Timber-Framing the Views
Outdoor places over indoor living spaces are just one way this house makes the most of its spectacular site.
Synopsis: After 16 years of building for other people, author Steve Mittendorf was thrilled when he got the chance to build his own home on a steep hill on San Juan Island overlooking Puget Sound in the south and Vancouver Island in the north. He and his wife decided on a timber-frame house, a natural for lofty ceilings, long views, and big openings for windows. They gave their timber frame an updated twist by using glulam beams laminated from kiln-dried finger-jointed 2x Douglas fir. To take advantage of the spectacular view to the west, Mittendorf decided to build a deck over the lower living space, which required the careful selection and installation of a membrane. The long, thin house has bump-outs for additional kitchen space and for a window seat overlooking the deck and the water beyond.
This project was my dream and had been incubating quietly for most of my career. After 16 years of building fine homes for others, i finally had the chance to build my own.
My wife, Lynn, and I had spent several years searching for property on San Juan Island in northwest Washington State. Our ideal piece of property would have a great view, which in the islands is typically interpreted to mean waterfront. At the end of a long day looking at mostly mediocre waterfront houses, we had one last stop. The gravel driveway wound up through a mature fir and madrone forest; then, with a final switchback, it got really steep. When we finally leveled off on a gravel bench at the top and I relaxed the death grip on the steering wheel, we took in a spectacular 180° view. It stretched from Puget Sound in the south to Vancouver Island in the north. With its seasonal community of orca whales, Haro Strait was just beyond the forest canopy at the bottom of the hill. We were smitten, until we saw the price tag.
It took us a couple of months and a lot of deep breathing finally to pull the trigger. The property had been developed, with water, power, phone, and a septic system already installed. The driveway alone — and this is speculation on my part — had to have cost $50,000 in 2001 money, because it was largely hammered into the solid rock of the bluff. In short, the lot, although loaded with a whole set of its own challenges, was ready to build, and the higher price tag reflected substantial savings on developmental costs.

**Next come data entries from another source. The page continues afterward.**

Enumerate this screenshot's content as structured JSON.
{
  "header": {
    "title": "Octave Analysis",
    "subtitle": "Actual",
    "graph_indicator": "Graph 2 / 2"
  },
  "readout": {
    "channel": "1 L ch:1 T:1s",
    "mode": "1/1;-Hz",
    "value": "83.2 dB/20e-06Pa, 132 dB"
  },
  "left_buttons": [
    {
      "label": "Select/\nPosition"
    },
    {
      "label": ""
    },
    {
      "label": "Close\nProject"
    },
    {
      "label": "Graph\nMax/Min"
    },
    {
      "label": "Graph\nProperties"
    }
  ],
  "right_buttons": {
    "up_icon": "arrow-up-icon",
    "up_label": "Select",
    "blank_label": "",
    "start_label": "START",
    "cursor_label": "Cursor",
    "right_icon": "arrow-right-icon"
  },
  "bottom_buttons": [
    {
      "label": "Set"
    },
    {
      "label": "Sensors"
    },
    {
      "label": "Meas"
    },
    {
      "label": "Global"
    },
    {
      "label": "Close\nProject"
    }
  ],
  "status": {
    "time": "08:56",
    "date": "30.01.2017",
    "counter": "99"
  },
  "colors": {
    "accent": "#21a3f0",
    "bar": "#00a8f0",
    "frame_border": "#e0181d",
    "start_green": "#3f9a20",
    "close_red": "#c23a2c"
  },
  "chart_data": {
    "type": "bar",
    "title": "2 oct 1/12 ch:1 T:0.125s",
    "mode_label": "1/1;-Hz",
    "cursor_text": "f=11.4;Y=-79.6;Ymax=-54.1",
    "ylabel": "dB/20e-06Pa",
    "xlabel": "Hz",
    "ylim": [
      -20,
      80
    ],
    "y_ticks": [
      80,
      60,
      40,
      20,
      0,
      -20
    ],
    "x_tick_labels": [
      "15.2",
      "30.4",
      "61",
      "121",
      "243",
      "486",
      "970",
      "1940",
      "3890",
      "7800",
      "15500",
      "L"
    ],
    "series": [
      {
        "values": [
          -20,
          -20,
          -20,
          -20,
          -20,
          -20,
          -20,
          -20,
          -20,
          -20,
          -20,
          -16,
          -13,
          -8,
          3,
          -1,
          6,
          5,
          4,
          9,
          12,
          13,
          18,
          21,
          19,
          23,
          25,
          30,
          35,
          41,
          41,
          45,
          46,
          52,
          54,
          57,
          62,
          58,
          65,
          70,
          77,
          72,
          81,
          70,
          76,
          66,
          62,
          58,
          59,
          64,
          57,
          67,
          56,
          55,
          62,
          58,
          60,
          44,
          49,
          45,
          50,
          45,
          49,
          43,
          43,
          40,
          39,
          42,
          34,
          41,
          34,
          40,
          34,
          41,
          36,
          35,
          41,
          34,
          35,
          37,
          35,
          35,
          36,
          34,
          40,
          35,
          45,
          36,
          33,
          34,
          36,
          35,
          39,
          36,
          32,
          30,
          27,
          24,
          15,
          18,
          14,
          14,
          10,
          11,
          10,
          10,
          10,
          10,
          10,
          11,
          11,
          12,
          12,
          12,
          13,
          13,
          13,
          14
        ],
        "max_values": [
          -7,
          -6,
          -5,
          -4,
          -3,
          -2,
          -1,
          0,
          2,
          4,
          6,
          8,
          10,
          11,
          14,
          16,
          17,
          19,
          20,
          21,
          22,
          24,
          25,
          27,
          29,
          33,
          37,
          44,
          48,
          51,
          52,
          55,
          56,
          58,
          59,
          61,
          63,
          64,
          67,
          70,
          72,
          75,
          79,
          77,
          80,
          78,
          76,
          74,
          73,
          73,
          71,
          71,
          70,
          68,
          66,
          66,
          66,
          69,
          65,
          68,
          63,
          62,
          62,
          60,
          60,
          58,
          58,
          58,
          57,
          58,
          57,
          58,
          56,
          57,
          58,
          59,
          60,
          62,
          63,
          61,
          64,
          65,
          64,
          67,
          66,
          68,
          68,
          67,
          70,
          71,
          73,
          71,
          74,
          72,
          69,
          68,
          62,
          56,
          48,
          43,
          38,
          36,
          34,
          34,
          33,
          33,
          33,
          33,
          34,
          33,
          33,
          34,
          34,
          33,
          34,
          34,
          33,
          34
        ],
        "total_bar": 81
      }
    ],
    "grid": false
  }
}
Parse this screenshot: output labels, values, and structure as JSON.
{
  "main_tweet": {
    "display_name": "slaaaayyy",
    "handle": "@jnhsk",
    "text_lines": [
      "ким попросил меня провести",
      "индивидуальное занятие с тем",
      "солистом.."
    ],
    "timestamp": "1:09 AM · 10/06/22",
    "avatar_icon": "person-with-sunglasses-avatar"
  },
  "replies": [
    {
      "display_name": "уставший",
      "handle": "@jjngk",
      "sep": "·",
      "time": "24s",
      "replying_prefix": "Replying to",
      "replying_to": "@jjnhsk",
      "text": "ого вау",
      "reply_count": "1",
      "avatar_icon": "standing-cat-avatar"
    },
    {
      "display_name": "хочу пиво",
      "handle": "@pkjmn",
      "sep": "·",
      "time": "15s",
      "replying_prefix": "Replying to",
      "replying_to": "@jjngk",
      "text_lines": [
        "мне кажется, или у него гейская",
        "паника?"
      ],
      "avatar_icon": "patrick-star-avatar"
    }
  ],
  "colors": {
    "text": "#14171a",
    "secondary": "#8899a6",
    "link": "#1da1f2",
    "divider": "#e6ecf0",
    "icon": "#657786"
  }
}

Skinny house sits on two benches
At first look, the only place to put a house was on the parking bench at the top of the driveway. I’ve always thought it awkward, however, to feature garage doors in a house’s entrance facade. Exploring other options, we discovered what appeared to be pair of parallel rock benches under an 8-ft.-tall blackberry thicket. I spent a brutal day reducing the thicket to a debris pile, and it paid off. The benches looked promising.
Next, we brought in architect Peter Stoner to give shape to our dreams. His first pass at a concept sketch nailed the dream to the drawing board, and we were off and running. The parallel benches dictated a long, skinny two-level house. The beauty of this approach is that it extends the upstairs living space with an outdoor room atop the lower level.
Updating the timber frame
Wanting the house to take advantage of the huge views led us to build a timber-frame structure, which is a natural for lofty ceilings, long views, and big openings for windows. Timber frames are not without their own set of problems, though. It can be hard to find stable timbers that won’t twist and check. Also, modern seismic codes call for lots of steel plates and bolted connections, which can look out of place in a traditional timber frame. That’s OK with me, though. I wanted a more contemporary look than that of a timber frame with angled braces.